In cURL, --verbose writes protocol details to stderr and marks outbound headers with > and inbound headers with <. The current curl man page recommends --show-headers or --dump-header when only response headers matter, but --verbose is the right option when the job is to inspect what the client sent.

Verbose output can expose bearer tokens, cookies, and signed request headers. When a local ~/.curlrc file may be changing the request, place --disable first on the command line so the capture reflects only the options shown.

Related: How to show HTTP response headers with cURL
Related: How to debug HTTP requests with cURL
Related: How to send HEAD requests with cURL

Steps to view HTTP request headers with cURL:

  1. Run the request with --verbose and discard the response body so the sent header block stays readable. 
    $ curl --silent --show-error --verbose --output /dev/null https://example.com/
* Host example.com:443 was resolved.
##### snipped #####
> GET / HTTP/2
> Host: example.com
> User-Agent: curl/8.7.1
> Accept: */*
>
< HTTP/2 200
##### snipped #####

    In verbose output, > lines are headers sent by cURL, < lines are headers received from the server, and --silent removes the progress meter while --show-error keeps transfer errors visible.

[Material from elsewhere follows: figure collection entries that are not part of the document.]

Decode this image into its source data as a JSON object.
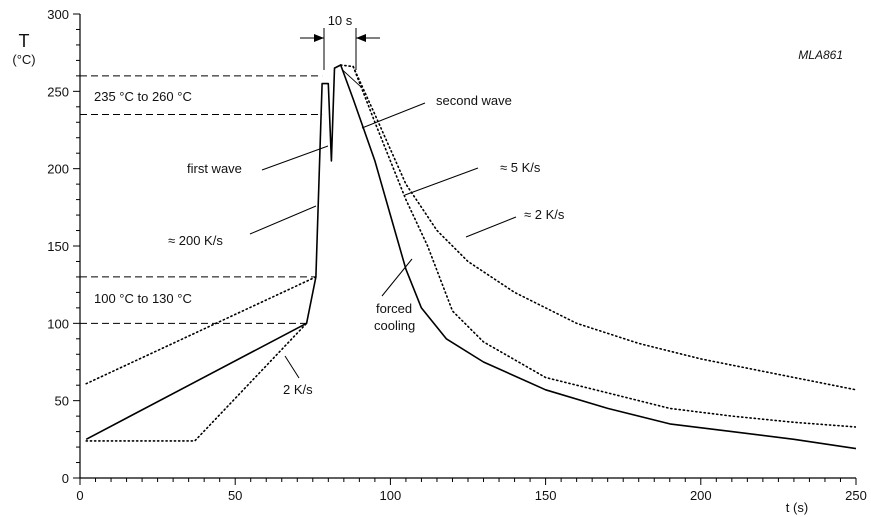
{
  "chart_data": {
    "type": "line",
    "ylabel": "T",
    "yunit": "(°C)",
    "xlabel": "t (s)",
    "code_label": "MLA861",
    "xlim": [
      0,
      250
    ],
    "ylim": [
      0,
      300
    ],
    "x_ticks": [
      0,
      50,
      100,
      150,
      200,
      250
    ],
    "y_ticks": [
      0,
      50,
      100,
      150,
      200,
      250,
      300
    ],
    "x_minor_step": 5,
    "y_minor_step": 10,
    "grid": false,
    "legend": "none",
    "series": [
      {
        "style": "solid",
        "points": [
          [
            2,
            25
          ],
          [
            73,
            100
          ],
          [
            76,
            130
          ],
          [
            78,
            255
          ],
          [
            80,
            255
          ],
          [
            81,
            205
          ],
          [
            82,
            265
          ],
          [
            84,
            267
          ],
          [
            88,
            245
          ],
          [
            95,
            205
          ],
          [
            100,
            170
          ],
          [
            105,
            135
          ],
          [
            110,
            110
          ],
          [
            118,
            90
          ],
          [
            130,
            75
          ],
          [
            150,
            57
          ],
          [
            170,
            45
          ],
          [
            190,
            35
          ],
          [
            210,
            30
          ],
          [
            230,
            25
          ],
          [
            250,
            19
          ]
        ]
      },
      {
        "style": "dotted",
        "points": [
          [
            2,
            61
          ],
          [
            76,
            130
          ]
        ]
      },
      {
        "style": "dotted",
        "points": [
          [
            2,
            24
          ],
          [
            37,
            24
          ],
          [
            73,
            100
          ]
        ]
      },
      {
        "style": "dotted",
        "points": [
          [
            84,
            267
          ],
          [
            88,
            266
          ],
          [
            95,
            235
          ],
          [
            105,
            190
          ],
          [
            115,
            160
          ],
          [
            125,
            140
          ],
          [
            140,
            120
          ],
          [
            160,
            100
          ],
          [
            180,
            87
          ],
          [
            200,
            77
          ],
          [
            225,
            67
          ],
          [
            250,
            57
          ]
        ]
      },
      {
        "style": "dotted",
        "points": [
          [
            88,
            266
          ],
          [
            95,
            230
          ],
          [
            105,
            180
          ],
          [
            112,
            150
          ],
          [
            120,
            108
          ],
          [
            130,
            88
          ],
          [
            150,
            65
          ],
          [
            170,
            55
          ],
          [
            190,
            45
          ],
          [
            210,
            40
          ],
          [
            230,
            36
          ],
          [
            250,
            33
          ]
        ]
      }
    ],
    "reference_lines": [
      {
        "y": 260,
        "x_to": 78
      },
      {
        "y": 235,
        "x_to": 78
      },
      {
        "y": 130,
        "x_to": 76
      },
      {
        "y": 100,
        "x_to": 73
      }
    ],
    "dimension": {
      "label": "10 s",
      "x_start": 78,
      "x_end": 88
    },
    "annotations": [
      {
        "text": "235 °C  to  260 °C"
      },
      {
        "text": "second wave"
      },
      {
        "text": "first wave"
      },
      {
        "text": "≈ 5 K/s"
      },
      {
        "text": "≈ 2 K/s"
      },
      {
        "text": "≈ 200 K/s"
      },
      {
        "text": "100 °C  to  130 °C"
      },
      {
        "text": "forced"
      },
      {
        "text": "cooling"
      },
      {
        "text": "2 K/s"
      }
    ]
  }
}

  2. Add the header that needs checking and confirm it appears in the same outbound block. 
    $ curl --silent --show-error --verbose --header 'X-Request-Id: req_01JV1F9PK9M4T7W6Y2Z8N3Q5HC' --output /dev/null https://example.com/
##### snipped #####
> GET / HTTP/2
> Host: example.com
> User-Agent: curl/8.7.1
> Accept: */*
> X-Request-Id: req_01JV1F9PK9M4T7W6Y2Z8N3Q5HC
>
< HTTP/2 200
##### snipped #####

    Related: How to override the Host header with cURL

  3. Put --disable first when a local curl config file might be adding headers, cookies, or other request options. 
    $ curl --disable --silent --show-error --verbose --output /dev/null https://example.com/
* Host example.com:443 was resolved.
##### snipped #####
> GET / HTTP/2
> Host: example.com
> User-Agent: curl/8.7.1
> Accept: */*
>
< HTTP/2 200
##### snipped #####

    --disable works only when it is the first command-line option, and verbose captures should be redacted before they are shared because they can expose live authorization or session headers.